At the last possible, moment the Mariner-2 swerved and leveled off. It rose above the ground, skimmed the tops of trees, dipped into them, and climbed again, straining to gain speed. Then all power died. For three seconds it floated gracefully, then dropped, plowing nose-first into the mountain's base. Andi screamed. The first explosion rocked the ground, knocking her out of Allan's arms and off her feet...



Sinbad's Triumph is available from Double Dragon Publishing in e-book and trade paperback. http://www.double-dragon-ebooks.com/single.php?ISBN=1-55404-848-6

7 comments

  1. Mona Risk // June 26, 2011 at 8:47 PM  

    Hi Toni, your imagination is amazing. It seems that everytime you hit the end on a story, a sequel popped in your mind for the delight of your reader.

  2. Nightingale // June 27, 2011 at 10:52 AM  

    WRiting a series is very daunting -- keeping track of everything! Congrats on your new release and wishing you much success.

  3. Judith Keim // June 27, 2011 at 1:08 PM  

    Toni, I love how you weave stories in such a way that they make a natural series.
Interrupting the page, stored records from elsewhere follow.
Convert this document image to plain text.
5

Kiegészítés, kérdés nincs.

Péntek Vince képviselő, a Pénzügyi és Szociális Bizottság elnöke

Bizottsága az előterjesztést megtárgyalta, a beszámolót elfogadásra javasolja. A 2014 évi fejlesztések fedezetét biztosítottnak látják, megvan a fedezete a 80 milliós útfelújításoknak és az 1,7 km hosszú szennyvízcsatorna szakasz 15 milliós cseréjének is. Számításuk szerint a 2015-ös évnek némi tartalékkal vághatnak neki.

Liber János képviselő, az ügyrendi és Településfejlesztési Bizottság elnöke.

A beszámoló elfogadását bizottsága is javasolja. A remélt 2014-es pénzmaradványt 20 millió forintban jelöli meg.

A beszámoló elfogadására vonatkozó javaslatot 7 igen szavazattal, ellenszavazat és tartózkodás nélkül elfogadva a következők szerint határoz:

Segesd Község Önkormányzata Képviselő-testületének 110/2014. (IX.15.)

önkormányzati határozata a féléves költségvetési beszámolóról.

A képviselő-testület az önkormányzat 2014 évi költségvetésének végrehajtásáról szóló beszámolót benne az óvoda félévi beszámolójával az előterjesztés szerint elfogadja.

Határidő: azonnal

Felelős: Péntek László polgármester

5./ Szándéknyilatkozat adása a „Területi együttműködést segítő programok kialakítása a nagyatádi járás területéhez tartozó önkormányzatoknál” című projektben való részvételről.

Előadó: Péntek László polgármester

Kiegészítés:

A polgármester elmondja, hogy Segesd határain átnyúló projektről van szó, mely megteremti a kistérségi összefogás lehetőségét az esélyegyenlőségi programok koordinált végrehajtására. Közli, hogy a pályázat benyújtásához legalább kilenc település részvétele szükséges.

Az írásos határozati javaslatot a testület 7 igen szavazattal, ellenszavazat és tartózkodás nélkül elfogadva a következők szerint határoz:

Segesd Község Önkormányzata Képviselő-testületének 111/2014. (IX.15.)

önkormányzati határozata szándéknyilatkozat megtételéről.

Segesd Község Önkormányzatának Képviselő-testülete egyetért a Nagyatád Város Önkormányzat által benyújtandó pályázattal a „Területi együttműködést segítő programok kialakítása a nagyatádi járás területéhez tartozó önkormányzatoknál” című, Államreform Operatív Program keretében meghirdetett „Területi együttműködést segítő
I love series! And yours sound wonderful! Enjoy them all and your success!

  4. Mary Ricksen // June 27, 2011 at 1:19 PM  

    Toni, I think you should start sending in to the NY publishing companies. You are in a league of your own. I love when a story takes on a mind of it's own.
    All I can think of is Dynasty on steroids, Toni style!

  5. Toni V.S. // June 28, 2011 at 2:12 PM  

    I'd love to send my novels to NY, Mary, but let's be realistic. NY publishers don't accept unagented material and so far I've been turned down by 28 agents. SO I've accepted it ain't gonna happen.

  6. Josie // June 28, 2011 at 3:06 PM  

    Toni,
    As always, I am completely in awe of you and your imagination. There are more than 28 agents out there. Keep submitting until you find the perfect match.

  7. Mary Marvella // June 28, 2011 at 4:54 PM  

    I always enjoy the natural flow of your books. Remember Mondays after weekend of drive-in horror fests?